As time wears on, so do I. “Wears on,” a vague expression, implies that time passes tediously. Typically, we don’t say that a person “wears on,” but right now, I feel that’s what I’m doing. Living in a country half crazed and half sane is exhausting. So much makes no sense.
We profess to believe in equality, yet as of July 14th, 18 of our states had passed 30 laws making it more difficult for constituents to cast ballots. Mail-in and early voting are more difficult; voter ID requirements, more stringent; voter purges, more likely. In all, more than 400 bills to restrict voting access have been introduced in 49 states.
By the time you read this, there will surely be more, all brought to us by the Republicans, who are so unable to develop voter friendly policies that they failed to create a platform for the 2020 campaign, apparently having decided they couldn’t win on the merits and erroneously believing their presidential candidate was too big to fail. Turns out he was just too big.
Then there’s the recount charade in Arizona, carried out by the playful sounding Cyber Ninjas (a group that has not been legally certified to do that kind of work) and apparently financed by an assortment of pro-Trump sources ranging from the Arizona Republican party to L. Lin Wood, identified as a “QAnon-promoting attorney.”
At least the attempts to undermine free and fair elections, while despicable, make sense in their own despicable way. There is the whisper of logical thought: If you can’t win by appealing to the voters, try to win by keeping the ones you don’t like from voting in the first place.
What makes no sense … what gives rise to rumination in the middle of the night … what defies all reason … is the conflation of health and politics.
Refusing the Covid vaccine is like marching off to a war without a cause. How do people not understand that? The specter of death seems to be no deterrent.
We have a certain amount of craziness built into our system …
- An electoral college that makes it possible for the presidential candidate with the fewest votes to “win”
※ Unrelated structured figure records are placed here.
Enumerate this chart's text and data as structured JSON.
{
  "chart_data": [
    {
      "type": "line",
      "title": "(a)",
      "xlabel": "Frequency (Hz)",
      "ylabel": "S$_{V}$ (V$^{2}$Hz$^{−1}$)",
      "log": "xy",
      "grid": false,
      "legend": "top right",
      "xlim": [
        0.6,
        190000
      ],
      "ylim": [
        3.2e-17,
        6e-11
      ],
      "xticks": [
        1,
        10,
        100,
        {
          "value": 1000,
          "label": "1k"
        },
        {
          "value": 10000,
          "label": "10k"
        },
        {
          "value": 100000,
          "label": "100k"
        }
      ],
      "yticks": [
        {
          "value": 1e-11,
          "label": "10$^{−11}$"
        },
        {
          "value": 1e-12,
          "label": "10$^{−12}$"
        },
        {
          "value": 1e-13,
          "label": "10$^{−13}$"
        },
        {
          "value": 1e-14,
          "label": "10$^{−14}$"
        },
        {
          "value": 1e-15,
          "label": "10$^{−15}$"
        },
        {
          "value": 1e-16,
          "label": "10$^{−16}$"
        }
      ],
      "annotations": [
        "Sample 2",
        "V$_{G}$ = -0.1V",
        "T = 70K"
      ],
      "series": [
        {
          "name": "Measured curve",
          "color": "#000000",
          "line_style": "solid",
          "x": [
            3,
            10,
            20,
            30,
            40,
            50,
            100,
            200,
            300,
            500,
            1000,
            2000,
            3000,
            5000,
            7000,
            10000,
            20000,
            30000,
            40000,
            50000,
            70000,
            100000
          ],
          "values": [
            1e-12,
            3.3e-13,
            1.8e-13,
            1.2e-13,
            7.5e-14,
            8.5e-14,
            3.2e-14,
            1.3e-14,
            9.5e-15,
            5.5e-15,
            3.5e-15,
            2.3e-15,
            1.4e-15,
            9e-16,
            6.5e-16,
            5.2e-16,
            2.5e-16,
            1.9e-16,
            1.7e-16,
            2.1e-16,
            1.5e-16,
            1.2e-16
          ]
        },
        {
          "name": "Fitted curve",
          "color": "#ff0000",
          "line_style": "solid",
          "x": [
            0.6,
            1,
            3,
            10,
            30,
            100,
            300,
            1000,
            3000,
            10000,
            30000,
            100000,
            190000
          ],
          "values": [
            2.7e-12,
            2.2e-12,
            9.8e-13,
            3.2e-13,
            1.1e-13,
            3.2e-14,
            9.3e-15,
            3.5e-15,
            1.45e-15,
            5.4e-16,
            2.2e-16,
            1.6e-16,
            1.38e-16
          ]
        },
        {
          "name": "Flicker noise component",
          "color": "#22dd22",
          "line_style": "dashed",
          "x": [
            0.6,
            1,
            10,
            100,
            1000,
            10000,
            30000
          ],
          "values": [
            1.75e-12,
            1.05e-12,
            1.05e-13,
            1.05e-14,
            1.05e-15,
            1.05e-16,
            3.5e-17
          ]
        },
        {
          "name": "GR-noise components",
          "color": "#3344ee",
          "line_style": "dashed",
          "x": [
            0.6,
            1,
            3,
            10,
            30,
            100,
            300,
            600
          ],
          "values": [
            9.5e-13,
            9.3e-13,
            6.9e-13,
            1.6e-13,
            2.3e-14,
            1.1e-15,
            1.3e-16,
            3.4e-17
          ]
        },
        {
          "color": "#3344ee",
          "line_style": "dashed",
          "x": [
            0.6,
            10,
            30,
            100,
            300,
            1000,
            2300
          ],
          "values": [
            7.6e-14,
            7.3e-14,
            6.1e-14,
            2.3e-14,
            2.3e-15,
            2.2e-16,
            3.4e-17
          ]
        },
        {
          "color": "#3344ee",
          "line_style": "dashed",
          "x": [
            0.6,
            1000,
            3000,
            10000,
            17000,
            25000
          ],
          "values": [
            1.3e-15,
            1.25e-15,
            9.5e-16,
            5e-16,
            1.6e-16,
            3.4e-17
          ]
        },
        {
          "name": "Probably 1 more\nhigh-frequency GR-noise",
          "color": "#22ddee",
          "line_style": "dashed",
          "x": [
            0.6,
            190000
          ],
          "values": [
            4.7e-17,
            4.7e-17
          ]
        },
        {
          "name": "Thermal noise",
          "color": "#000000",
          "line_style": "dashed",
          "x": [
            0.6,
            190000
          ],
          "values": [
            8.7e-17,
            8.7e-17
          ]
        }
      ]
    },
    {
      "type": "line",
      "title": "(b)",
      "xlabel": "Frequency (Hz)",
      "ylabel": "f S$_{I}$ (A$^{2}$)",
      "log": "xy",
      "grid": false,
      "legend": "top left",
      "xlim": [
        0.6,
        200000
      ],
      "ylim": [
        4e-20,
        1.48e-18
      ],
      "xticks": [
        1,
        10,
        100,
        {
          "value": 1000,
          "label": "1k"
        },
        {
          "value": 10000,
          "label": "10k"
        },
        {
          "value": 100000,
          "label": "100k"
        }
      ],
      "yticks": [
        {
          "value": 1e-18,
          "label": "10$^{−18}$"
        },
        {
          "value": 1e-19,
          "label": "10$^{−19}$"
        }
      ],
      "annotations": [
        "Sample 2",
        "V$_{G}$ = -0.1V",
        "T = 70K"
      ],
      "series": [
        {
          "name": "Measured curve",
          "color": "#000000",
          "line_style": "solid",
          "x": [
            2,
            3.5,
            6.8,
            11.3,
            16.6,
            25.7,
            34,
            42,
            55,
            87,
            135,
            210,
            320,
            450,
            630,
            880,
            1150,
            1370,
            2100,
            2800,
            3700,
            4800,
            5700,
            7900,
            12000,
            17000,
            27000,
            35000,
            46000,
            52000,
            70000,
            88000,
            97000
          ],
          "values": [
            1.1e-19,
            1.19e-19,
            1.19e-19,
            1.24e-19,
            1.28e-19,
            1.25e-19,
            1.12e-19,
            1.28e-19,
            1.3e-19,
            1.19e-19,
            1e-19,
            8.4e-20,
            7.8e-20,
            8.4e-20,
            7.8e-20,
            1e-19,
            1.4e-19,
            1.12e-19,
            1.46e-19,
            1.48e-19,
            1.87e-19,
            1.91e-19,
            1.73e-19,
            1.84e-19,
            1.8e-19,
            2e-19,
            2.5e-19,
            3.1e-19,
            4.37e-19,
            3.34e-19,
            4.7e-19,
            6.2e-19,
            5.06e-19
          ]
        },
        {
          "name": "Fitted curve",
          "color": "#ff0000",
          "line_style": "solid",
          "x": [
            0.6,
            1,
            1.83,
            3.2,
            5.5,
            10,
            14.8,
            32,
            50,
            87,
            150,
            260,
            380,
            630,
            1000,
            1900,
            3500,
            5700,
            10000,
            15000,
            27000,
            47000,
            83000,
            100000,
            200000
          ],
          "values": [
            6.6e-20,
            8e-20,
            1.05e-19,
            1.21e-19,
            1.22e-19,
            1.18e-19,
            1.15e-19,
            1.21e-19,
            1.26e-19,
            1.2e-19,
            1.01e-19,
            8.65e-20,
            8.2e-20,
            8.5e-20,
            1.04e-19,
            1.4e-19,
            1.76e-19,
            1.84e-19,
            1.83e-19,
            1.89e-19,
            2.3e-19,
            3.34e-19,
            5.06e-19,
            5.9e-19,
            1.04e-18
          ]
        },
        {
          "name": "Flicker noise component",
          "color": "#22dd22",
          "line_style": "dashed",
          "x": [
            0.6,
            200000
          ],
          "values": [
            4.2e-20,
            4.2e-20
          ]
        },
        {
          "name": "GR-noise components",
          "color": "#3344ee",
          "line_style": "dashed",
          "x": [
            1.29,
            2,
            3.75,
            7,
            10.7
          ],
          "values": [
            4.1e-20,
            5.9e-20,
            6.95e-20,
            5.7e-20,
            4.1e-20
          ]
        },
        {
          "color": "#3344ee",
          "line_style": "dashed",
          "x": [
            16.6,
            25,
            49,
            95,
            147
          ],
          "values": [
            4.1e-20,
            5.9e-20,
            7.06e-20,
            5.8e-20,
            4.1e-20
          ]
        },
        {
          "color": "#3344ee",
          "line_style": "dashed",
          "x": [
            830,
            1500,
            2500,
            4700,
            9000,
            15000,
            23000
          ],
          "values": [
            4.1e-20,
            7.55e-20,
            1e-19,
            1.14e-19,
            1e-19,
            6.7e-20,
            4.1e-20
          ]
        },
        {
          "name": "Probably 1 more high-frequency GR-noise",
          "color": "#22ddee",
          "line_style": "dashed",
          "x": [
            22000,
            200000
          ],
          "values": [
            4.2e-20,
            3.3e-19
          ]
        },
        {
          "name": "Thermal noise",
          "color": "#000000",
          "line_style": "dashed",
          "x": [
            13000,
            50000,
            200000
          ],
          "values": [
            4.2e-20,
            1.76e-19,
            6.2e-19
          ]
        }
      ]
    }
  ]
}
- Senate rules that make it possible for a minority of the members to block legislation favored by the majority
- A Supreme Court whose members are appointed for life in a willy-nilly fashion: the luck of the draw, so to speak, by whoever happens to be president when a justice dies or resigns—unless, of course, one person, the majority leader of the senate, elected by the voters of one state, chooses to block the appointees confirmation
Now, one of our political parties is determined to make life even crazier--and not in a good way.